Washington: Police in the US city of Detroit launched a manhunt Sunday for a suspect believed to have shot four people at "random", killing three of them, authorities said.
The Midwestern city's police chief, James White, told media that the first three victims -- two women and a man -- were found shot multiple times in separate locations around the city in the early hours of the morning.
Three of the victims died and one survived, police told local media. Photographs of the suspect have been released to the public as authorities urged anyone who recognised him to call the police.
The shootings appear "to be very random," White told a press conference.
"One was waiting on a bus, one was walking his dog, and one was just on the street," he said.
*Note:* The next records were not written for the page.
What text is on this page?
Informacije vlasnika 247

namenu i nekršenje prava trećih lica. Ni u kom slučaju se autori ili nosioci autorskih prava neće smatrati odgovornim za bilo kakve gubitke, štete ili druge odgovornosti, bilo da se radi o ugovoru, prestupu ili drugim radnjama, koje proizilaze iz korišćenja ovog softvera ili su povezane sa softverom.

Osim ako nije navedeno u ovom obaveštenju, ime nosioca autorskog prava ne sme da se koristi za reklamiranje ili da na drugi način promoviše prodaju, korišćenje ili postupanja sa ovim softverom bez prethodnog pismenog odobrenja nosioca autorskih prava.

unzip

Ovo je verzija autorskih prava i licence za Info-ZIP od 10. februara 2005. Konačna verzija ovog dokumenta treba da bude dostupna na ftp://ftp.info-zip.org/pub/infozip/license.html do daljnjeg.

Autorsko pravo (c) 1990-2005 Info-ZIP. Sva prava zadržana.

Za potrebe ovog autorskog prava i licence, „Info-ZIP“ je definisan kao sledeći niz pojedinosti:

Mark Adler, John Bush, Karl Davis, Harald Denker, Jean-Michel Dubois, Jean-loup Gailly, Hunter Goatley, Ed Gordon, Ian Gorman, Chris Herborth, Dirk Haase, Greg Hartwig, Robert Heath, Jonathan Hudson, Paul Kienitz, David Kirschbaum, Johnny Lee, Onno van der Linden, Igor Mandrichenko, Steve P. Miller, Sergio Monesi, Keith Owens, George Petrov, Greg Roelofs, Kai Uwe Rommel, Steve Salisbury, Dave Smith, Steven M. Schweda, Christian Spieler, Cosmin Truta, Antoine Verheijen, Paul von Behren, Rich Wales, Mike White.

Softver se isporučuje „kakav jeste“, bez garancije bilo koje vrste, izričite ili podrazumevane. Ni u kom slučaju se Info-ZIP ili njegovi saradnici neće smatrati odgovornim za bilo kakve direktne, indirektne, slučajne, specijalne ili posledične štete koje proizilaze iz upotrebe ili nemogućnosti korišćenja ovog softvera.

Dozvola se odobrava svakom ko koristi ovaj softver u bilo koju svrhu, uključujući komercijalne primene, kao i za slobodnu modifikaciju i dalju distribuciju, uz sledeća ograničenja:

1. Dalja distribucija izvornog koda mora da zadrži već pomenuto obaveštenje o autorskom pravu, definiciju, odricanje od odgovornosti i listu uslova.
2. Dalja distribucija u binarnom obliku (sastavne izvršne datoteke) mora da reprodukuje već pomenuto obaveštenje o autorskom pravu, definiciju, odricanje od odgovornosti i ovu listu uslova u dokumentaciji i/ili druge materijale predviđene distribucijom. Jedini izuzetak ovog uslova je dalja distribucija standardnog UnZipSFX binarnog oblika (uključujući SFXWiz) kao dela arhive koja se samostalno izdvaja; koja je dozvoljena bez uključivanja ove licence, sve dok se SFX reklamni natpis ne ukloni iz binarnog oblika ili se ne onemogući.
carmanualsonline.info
Detroit mayor Mike Duggan told reporters that agents from "multiple agencies" were "scouring several square miles right now, waiting for the individual to resurface."
"This individual has already shot four people today," he said, appealing for anyone who might know the suspect to come forward.
Authorities in the Texan city of Houston said that three people were shot dead there by a gunman who first set fire to their home.
"This suspect unfortunately, and very sadly, and very evilly, set fire to several residences, laid wait for those residents to come out, and fired upon them," Houston police chief Troy Finner told another press conference.
Firefighters tackling the blaze also had to take cover from the gunman, he said.
Police then arrived and shot the man dead.
The gunman had recently been told he would be evicted, Finner said, adding that "may have been a trigger point" for him, but that police were investigating.
Meanwhile, an NFL football player was shot in the capital Washington, but is in stable condition, the Washington Post newspaper reported.
Brian Robinson Jr, a running back with the Washington Commanders, was shot twice during a possible carjacking, the Post reported, citing police.
He was taken to hospital and his injuries were not believed to be life-threatening, the newspaper said.
The United States is regularly rocked by shootings, with lawmakers reluctant to pass gun control legislation despite it being popular with most Americans.